LBST 140—Labor in the Movies

Whither Norma Rae? A Face-Off Over Unionizing Rules

By Tom Zeller Jr.

New rules for unionizing?

A new version of legislation dubbed the “Employee Free Choice Act” — a bill heavily supported by labor unions that foundered in committee during the last Congress — was introduced in the House last night. At its heart, the measure seeks to amend the National Labor Relations Act and allow for a more “efficient system to enable employees to form, join, or assist labor organizations.”

In practical terms, that means that workers would be able to unionize simply by having a majority sign up. As labor law is currently written, employees must hold a government-supervised secret ballot in order to form a union.

With the new Democratic sway in Congress, odds are good for passage in the House, Reuters reported, but things are less certain in the Senate. The measure has some staunch opponents, including the United States Chamber of Commerce, which Reuters said was preparing a marketing campaign to defeat the bill.
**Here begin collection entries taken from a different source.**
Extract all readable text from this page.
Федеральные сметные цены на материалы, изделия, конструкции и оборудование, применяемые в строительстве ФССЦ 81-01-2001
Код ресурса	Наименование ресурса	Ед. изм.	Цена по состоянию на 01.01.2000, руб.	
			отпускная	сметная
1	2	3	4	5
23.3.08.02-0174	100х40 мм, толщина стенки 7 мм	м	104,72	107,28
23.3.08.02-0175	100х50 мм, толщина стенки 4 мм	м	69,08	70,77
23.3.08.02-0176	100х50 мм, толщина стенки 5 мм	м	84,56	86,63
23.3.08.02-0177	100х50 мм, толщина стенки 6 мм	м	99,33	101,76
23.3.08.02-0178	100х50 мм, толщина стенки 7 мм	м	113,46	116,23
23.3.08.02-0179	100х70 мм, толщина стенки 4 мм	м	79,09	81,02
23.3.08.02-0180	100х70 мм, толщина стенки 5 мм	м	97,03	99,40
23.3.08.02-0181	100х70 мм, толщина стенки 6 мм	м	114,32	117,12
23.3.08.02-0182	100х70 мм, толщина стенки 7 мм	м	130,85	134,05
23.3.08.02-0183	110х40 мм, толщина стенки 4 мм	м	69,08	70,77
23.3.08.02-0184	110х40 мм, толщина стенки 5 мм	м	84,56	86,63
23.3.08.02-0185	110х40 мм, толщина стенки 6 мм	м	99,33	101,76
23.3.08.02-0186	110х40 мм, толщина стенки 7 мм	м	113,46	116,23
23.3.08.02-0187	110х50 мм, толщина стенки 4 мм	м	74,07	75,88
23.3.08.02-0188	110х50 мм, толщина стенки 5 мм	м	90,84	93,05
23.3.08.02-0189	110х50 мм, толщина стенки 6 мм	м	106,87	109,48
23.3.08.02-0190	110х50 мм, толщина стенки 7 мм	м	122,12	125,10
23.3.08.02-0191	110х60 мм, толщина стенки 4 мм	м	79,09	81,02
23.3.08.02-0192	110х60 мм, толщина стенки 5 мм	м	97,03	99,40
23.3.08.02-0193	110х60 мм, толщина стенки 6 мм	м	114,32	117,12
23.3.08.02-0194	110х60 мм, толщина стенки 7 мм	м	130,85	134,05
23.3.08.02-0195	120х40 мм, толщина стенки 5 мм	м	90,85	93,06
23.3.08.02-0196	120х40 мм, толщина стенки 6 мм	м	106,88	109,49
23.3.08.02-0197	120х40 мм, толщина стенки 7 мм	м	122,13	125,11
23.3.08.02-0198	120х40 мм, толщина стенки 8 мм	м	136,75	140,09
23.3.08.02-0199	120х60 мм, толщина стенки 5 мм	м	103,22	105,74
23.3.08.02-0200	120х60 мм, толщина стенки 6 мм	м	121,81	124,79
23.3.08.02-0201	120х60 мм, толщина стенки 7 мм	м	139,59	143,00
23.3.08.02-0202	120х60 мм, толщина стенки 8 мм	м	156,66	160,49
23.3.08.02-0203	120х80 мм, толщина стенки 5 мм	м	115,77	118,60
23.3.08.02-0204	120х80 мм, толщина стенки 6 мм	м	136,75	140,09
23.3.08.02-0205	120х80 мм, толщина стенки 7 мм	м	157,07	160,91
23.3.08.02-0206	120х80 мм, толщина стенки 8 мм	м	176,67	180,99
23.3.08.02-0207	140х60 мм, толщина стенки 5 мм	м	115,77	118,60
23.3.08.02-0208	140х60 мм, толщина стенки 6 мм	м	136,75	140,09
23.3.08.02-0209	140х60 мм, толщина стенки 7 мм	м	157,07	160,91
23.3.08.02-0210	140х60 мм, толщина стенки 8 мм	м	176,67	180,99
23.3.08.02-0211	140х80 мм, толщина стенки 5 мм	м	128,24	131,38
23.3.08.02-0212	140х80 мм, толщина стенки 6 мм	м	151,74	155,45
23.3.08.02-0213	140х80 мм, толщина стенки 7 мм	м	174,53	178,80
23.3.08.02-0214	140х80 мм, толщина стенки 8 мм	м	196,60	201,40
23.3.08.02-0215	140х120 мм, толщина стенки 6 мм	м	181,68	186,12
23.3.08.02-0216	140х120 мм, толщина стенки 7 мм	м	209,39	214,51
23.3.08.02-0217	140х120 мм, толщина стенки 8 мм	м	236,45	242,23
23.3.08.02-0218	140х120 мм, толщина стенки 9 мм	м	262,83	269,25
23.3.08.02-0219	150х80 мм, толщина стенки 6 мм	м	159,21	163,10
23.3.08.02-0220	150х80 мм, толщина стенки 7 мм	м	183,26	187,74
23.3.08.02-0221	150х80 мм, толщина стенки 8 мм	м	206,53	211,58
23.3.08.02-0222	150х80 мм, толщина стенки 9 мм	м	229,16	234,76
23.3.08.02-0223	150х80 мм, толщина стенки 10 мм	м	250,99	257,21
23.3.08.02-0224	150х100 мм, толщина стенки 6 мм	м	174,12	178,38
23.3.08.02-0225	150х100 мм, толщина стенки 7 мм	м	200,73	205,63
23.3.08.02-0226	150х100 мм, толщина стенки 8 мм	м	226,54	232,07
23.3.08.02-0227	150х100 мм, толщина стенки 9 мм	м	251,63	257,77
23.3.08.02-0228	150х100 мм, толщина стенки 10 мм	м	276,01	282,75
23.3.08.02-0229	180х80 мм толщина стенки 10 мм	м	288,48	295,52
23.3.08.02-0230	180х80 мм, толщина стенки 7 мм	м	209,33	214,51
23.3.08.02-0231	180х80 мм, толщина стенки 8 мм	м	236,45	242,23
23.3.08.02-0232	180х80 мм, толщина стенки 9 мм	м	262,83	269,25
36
“I think people can understand the hypocrisy of the unions pretending to protect workers’ rights, but taking away the secret ballot to decide if they want a union,” Randel Johnson, the chamber’s vice president for labor policy, told Reuters. Opponents of the bill argue that in the absence of a secret ballot, workers would be submitted to harassment and intimidation by union organizers. But the AFL-CIO, the largest labor organization in the United States, is mounting its own push. Writing at the AFL-CIO Web site today, the union’s president John J. Sweeny said: “Management-controlled balloting does not allow workers the freedom to make their own choice about whether to have a union. Its one-sided rules give the boss all the power and all the choices.”And James P. Hoffa, president of the Teamsters Union, chimed in as well, issuing his own statement today:

The current system is broken. Workers, after expressing their desire to form a union, usually endure nasty, bruising, and lawyer-dominated elections, as the employer fights to block its employees’ choice.

The University of Illinois at Chicago’s Center for Urban Economic Development released a study in December 2005 that found outrageous instances of employer resistance when workers decide to form a union: 30 percent of employers fire pro-union workers; 49 percent of employers threaten to close a worksite when workers try to unionize; 82 percent of employers hire union-busting consultants to fight organizing drives; and 91 percent of employers force employees to attend anti-union meetings one-on-one with supervisors.

Not only is a process that allows such intimidation outrageous, it’s anti-American. According to a recent CornellUniversity study, three-quarters of Americans think employers should be neutral in union elections. More than 50 million Americans are interested in joining a union, but lack fair mechanisms to do so.

The percentage of workers in unions is down to roughly 12 percent — the lowest in more than 60 years, according to Times coverage of the looming legislation in December.

February 7th, 2007

The American culture emphasizes individual effort and achievement. We are socialized into believing that we should all strive to make it, or fail, on our own.

Paradoxically, we accept the idea that capital can and should be pooled for greater success and power, but we reject the idea that labor should likewise be pooled. The notion that employees should act collectively to increase their bargaining power has never gained acceptance amongst the American workforce. At best, it’s as “European” an idea as big government, acceptable in the big cities of the Northeast but widely rejected elsewhere.

The only time unionism became widespread here was in the Depression, in the most extreme of economic conditions, and under a law (the original NLRA) that only forbade employer unfair labor practices. Irrespective of illegal immigration, union labor as a percentage of the workforce has steadily declined since World War II, and will continue to do so unless and until we fundamentally change the way we socialize our youth into this society.